Un anno fa per la famiglia è iniziato il calvario. «Le cure a Verona non sono servite a fermare la malattia - ricorda il cognato Antonio Scapinello - Era una donna di carattere e forte. Aveva tre figli e poteva appoggiarsi solo sul padre. Non aveva fratelli e la mamma era morta sempre di un tumore all’età di 40 anni. Le sue giornate? Impegnate a gestire la famiglia. I suoi figli erano la sua passione: cercava in tutti i modi di far loro avere tutto».

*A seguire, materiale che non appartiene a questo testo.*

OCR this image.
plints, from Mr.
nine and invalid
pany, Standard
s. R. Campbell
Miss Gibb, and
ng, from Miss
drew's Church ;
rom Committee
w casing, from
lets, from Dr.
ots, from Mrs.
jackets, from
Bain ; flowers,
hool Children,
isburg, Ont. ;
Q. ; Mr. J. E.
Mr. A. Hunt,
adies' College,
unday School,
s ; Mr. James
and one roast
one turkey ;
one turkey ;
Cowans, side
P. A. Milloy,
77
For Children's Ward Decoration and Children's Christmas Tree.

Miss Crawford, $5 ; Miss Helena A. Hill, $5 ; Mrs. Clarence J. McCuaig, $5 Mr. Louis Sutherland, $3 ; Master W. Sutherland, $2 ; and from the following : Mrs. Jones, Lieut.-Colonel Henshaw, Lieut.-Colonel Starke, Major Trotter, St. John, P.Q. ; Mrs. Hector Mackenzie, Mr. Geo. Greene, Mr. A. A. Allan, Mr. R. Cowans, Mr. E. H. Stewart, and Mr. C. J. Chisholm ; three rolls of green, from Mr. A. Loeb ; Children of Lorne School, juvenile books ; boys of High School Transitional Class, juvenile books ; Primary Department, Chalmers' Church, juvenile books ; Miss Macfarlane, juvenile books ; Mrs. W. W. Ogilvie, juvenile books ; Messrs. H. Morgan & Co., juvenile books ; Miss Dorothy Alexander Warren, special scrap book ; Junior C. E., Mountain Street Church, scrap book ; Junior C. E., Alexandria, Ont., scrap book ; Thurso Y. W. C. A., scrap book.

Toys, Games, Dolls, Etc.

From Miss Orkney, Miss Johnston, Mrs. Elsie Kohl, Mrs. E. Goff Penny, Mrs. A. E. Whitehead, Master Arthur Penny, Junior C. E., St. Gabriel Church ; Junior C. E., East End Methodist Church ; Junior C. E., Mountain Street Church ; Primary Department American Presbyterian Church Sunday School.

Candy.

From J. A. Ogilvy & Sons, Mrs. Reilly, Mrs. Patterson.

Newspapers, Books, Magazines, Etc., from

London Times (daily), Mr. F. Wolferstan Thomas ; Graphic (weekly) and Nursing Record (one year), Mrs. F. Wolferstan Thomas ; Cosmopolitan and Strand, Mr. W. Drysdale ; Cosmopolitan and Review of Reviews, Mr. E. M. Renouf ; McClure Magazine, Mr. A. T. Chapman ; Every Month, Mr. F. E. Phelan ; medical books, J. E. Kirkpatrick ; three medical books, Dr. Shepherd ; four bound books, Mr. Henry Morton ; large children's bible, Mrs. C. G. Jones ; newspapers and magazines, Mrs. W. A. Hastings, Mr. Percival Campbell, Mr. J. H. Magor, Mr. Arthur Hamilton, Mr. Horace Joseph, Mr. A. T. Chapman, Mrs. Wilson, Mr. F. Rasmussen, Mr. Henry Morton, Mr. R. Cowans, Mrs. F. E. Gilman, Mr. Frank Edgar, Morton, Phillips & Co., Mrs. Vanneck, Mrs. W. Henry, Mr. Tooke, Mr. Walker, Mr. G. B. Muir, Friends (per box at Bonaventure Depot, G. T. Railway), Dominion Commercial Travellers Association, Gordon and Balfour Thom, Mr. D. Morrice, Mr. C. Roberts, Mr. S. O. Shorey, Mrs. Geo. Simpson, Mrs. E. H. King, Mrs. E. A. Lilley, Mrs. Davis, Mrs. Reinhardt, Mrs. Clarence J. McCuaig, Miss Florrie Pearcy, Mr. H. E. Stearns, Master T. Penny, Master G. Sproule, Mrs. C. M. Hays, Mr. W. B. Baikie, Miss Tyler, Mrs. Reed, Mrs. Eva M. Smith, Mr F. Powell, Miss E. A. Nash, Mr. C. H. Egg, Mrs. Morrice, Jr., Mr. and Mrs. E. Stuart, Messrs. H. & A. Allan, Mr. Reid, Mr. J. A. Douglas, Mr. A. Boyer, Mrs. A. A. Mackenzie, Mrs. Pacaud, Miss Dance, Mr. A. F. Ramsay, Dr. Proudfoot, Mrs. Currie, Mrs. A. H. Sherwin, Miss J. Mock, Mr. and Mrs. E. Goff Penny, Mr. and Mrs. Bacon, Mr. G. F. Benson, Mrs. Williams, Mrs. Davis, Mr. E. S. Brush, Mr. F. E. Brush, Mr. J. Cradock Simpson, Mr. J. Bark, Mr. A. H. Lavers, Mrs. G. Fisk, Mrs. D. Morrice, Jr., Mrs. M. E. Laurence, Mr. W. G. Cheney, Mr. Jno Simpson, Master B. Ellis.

La donna amava tenere unita la famiglia e non mancava di organizzare i compleanni chiamando anche i cognati. «E anche a Natale tutti riuniti per festeggiare - ricorda il cognato - Dava se stessa per gli altri, se qualcuno ne aveva bisogno, poteva contare sul suo aiuto. La malattia la faceva soffrire, ma ha sempre fatto di tutto per i suoi ragazzi. Non si è mai fatta compatire».

Il suo carattere è ricordato anche dall’Amams: «Era una persona stupenda - dicono dall’associazione - ha combattuto la malattia fino alla fine. Ma il tumore è stato più forte di lei. Era piena di vita, una bomba atomica di energia. Potremmo elencare tutti gli aggettivi presenti nel dizionario per raccontarla. Era sincera, schietta, diretta. È stata un esempio di come si lotta per la vita».

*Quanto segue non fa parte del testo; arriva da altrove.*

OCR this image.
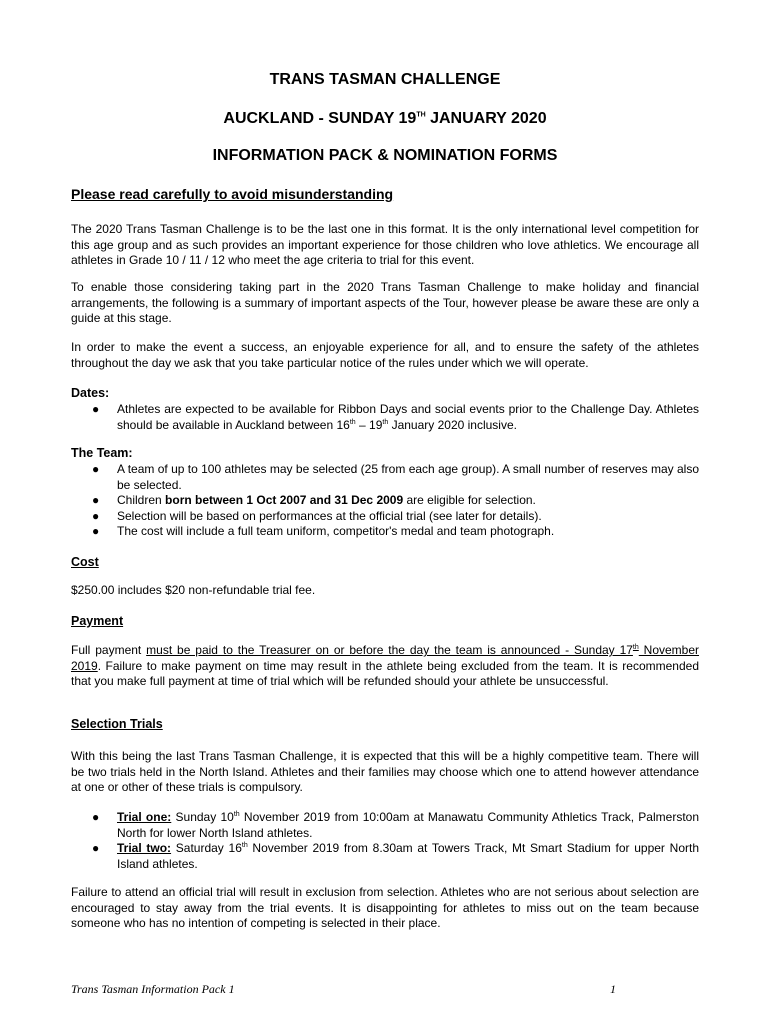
TRANS TASMAN CHALLENGE

AUCKLAND - SUNDAY 19TH JANUARY 2020

INFORMATION PACK & NOMINATION FORMS

Please read carefully to avoid misunderstanding

The 2020 Trans Tasman Challenge is to be the last one in this format. It is the only international level competition for this age group and as such provides an important experience for those children who love athletics. We encourage all athletes in Grade 10 / 11 / 12 who meet the age criteria to trial for this event.

To enable those considering taking part in the 2020 Trans Tasman Challenge to make holiday and financial arrangements, the following is a summary of important aspects of the Tour, however please be aware these are only a guide at this stage.

In order to make the event a success, an enjoyable experience for all, and to ensure the safety of the athletes throughout the day we ask that you take particular notice of the rules under which we will operate.

Dates:

● Athletes are expected to be available for Ribbon Days and social events prior to the Challenge Day. Athletes should be available in Auckland between 16th – 19th January 2020 inclusive.

The Team:

● A team of up to 100 athletes may be selected (25 from each age group). A small number of reserves may also be selected.
● Children born between 1 Oct 2007 and 31 Dec 2009 are eligible for selection.
● Selection will be based on performances at the official trial (see later for details).
● The cost will include a full team uniform, competitor's medal and team photograph.

Cost

$250.00 includes $20 non-refundable trial fee.

Payment

Full payment must be paid to the Treasurer on or before the day the team is announced - Sunday 17th November 2019. Failure to make payment on time may result in the athlete being excluded from the team. It is recommended that you make full payment at time of trial which will be refunded should your athlete be unsuccessful.

Selection Trials

With this being the last Trans Tasman Challenge, it is expected that this will be a highly competitive team. There will be two trials held in the North Island. Athletes and their families may choose which one to attend however attendance at one or other of these trials is compulsory.

● Trial one: Sunday 10th November 2019 from 10:00am at Manawatu Community Athletics Track, Palmerston North for lower North Island athletes.
● Trial two: Saturday 16th November 2019 from 8.30am at Towers Track, Mt Smart Stadium for upper North Island athletes.

Failure to attend an official trial will result in exclusion from selection. Athletes who are not serious about selection are encouraged to stay away from the trial events. It is disappointing for athletes to miss out on the team because someone who has no intention of competing is selected in their place.

Trans Tasman Information Pack 1	1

La salma si trova alla barchessa parrocchiale di Buscoldo. «La scelta del luogo fa capire quanto Monica fosse radicata nella comunità. Ringrazio la sensibilità di don Alfredo» dice il sindaco Carlo Bottani, che conosceva personalmente la giovane mamma. «Abbiamo frequentato insieme la scuola elementare di Buscoldo racconta – aggiunge il primo cittadino– . Siamo tutti molto colpiti. Era una ragazza di grande vitalità e straordinaria umanità. Era sempre disponibile. E anche negli ultimi giorni della sua vita ha continuato a pensare agli altri chiedendo dello stato di salute di un concittadino della località Ronchi ricoverato in questi giorni in ospedale. Questo dà l’idea di come era straordinaria».

I funerali si svolgeranno domani alle 14.30 nella chiesa di Buscoldo. Da lì si proseguirà verso il cimitero.